17 August 2020

    Craig Wilson

    Acute Art brings augmented reality art into your home

    We can’t go to art galleries to see the work of world-renowned artists, but we can bring some of their work — and the joy they elicit — into our homes.

    You may have seen Google’s new augmented reality (AR) animals feature doing the rounds. If you search for animals on Google using a smartphone, you now have the option to view them in AR. Search ‘tiger’ for instance, and with a couple of taps you can use the combination of your smartphone’s camera and screen to make a big cat appear in your kitchen, living room, or anywhere else you like. Acute Art uses the same concept, but instead of animals, it lets you see artworks – and interact with them – wherever you are.

    Open the app and you’re greeted with a list of artists. Artists have gradually been added to the line-up since it launched in March 2020, some of whom have added works to their initial offerings. This suggests there are still more to come, and that the app isn’t some fly-by-night that’s going to vanish unexpectedly.

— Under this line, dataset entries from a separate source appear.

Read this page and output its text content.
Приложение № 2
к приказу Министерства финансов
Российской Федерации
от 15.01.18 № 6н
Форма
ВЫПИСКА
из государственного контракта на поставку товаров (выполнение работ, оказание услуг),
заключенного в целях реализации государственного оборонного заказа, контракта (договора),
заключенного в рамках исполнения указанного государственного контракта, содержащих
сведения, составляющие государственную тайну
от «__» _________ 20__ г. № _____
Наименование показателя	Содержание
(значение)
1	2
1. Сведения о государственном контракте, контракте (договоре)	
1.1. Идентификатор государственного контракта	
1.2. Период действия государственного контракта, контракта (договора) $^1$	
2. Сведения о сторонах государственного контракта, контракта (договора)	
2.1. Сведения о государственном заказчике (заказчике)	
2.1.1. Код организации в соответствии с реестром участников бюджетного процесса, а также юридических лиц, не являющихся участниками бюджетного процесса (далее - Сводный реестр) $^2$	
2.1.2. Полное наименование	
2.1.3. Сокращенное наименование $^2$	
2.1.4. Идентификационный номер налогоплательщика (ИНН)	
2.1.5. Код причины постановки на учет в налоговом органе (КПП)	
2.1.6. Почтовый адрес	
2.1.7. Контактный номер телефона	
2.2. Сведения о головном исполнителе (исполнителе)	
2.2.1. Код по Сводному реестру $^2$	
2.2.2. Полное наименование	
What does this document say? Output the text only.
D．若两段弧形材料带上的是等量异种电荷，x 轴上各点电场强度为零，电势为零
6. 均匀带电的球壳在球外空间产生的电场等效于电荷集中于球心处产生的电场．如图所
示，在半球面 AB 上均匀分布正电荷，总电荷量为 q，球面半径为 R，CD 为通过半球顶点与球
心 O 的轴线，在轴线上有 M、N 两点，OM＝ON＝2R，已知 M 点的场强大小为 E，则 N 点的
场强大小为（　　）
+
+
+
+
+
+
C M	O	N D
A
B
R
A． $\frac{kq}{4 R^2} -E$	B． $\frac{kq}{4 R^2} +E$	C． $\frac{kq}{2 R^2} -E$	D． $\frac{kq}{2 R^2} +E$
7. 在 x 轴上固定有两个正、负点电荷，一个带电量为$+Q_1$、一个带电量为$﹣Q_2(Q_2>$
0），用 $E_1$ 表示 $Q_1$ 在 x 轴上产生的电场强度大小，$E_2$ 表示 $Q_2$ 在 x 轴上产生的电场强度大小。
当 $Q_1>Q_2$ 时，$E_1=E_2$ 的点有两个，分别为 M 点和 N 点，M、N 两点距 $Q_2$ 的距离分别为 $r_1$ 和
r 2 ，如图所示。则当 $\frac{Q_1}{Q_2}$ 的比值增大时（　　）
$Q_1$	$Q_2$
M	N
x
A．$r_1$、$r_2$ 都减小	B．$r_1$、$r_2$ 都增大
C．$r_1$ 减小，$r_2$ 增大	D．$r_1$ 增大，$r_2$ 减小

    The latest addition to the roster is Darren Bader, the playful, conceptual art provocateur who’s best known for works that interrogate art and the art scene, like the time he used crowdfunding platform Indiegogo to raise money, which he then sold at auction, with the proceeds eventually donated to charity. In Acute Art, the works on offer include ‘The Groom’, a set of nail clippers on wheels called that roam about the virtual space they’re placed in, and ‘Charge (Dev)’, a dancing figure from the artist’s Mende Mundi show.

    Adjustable for your environment

    You can adjust positioning, lighting, and other variables of many of the works, and then take still or videos of them. Some respond to interaction, which means you’ll either need to use your phone’s front-facing camera and a tripod or similar device so you can control the framing, or – far easier – rope in a friend or family member to help.

    One of the interactive artworks, for instance, is a storm cloud from Olafur Eliasson that rumbles with thunder – be sure to turn up the volume on your phone – and emits virtual rain when you touch it. Eliasson’s works, all part of his ‘Wunderkamer’ series, are some of the most satisfying on offer. Most are focused on natural phenomena, from rainbows and a burning sun, to a puffin and the aurora borealis (the Northern Lights), with which you can decorate your space virtually.

    Another highlight is the animated graffiti of Korean artist Myoung Jo Jeong, which includes a dog dreaming of itself in a work called ‘Feasibility’, and a flying figure in a nightgown – arms pointed skywards, Superman-style – entitled ‘One Should Stay Away from Anything Worldly’.

    You can place as many of the artworks as you like in virtual space simultaneously and then wander around them for a different view. Playing with the lighting really brings them to life, and if you want a closer look, turn the lights in the room down low and use the torch feature to highlight specific portions of each work.

    Armchair gallery visits

    Occasionally Acute Art will add a short-lived piece of AR art to its collection and will charge a small fee to download it, but these paid pieces are few and far between. The majority of the content is entirely free, as are the apps, which are available for both Google’s Android and Apple’s iOS.

    With global travel heavily restricted for the foreseeable future and most galleries closed, Acute Art is a great way to liven up not just the space you’ve probably been spending way too much time in lately, but also a novel way to spice up your Instagram or TikTok posts – all without leaving your armchair, couch, or whatever else you choose to sit on in the comfort of your own home. The best part? It’s definitely socially distant and unlikely to get you infected with anything other than an interest in contemporary, digital-based art.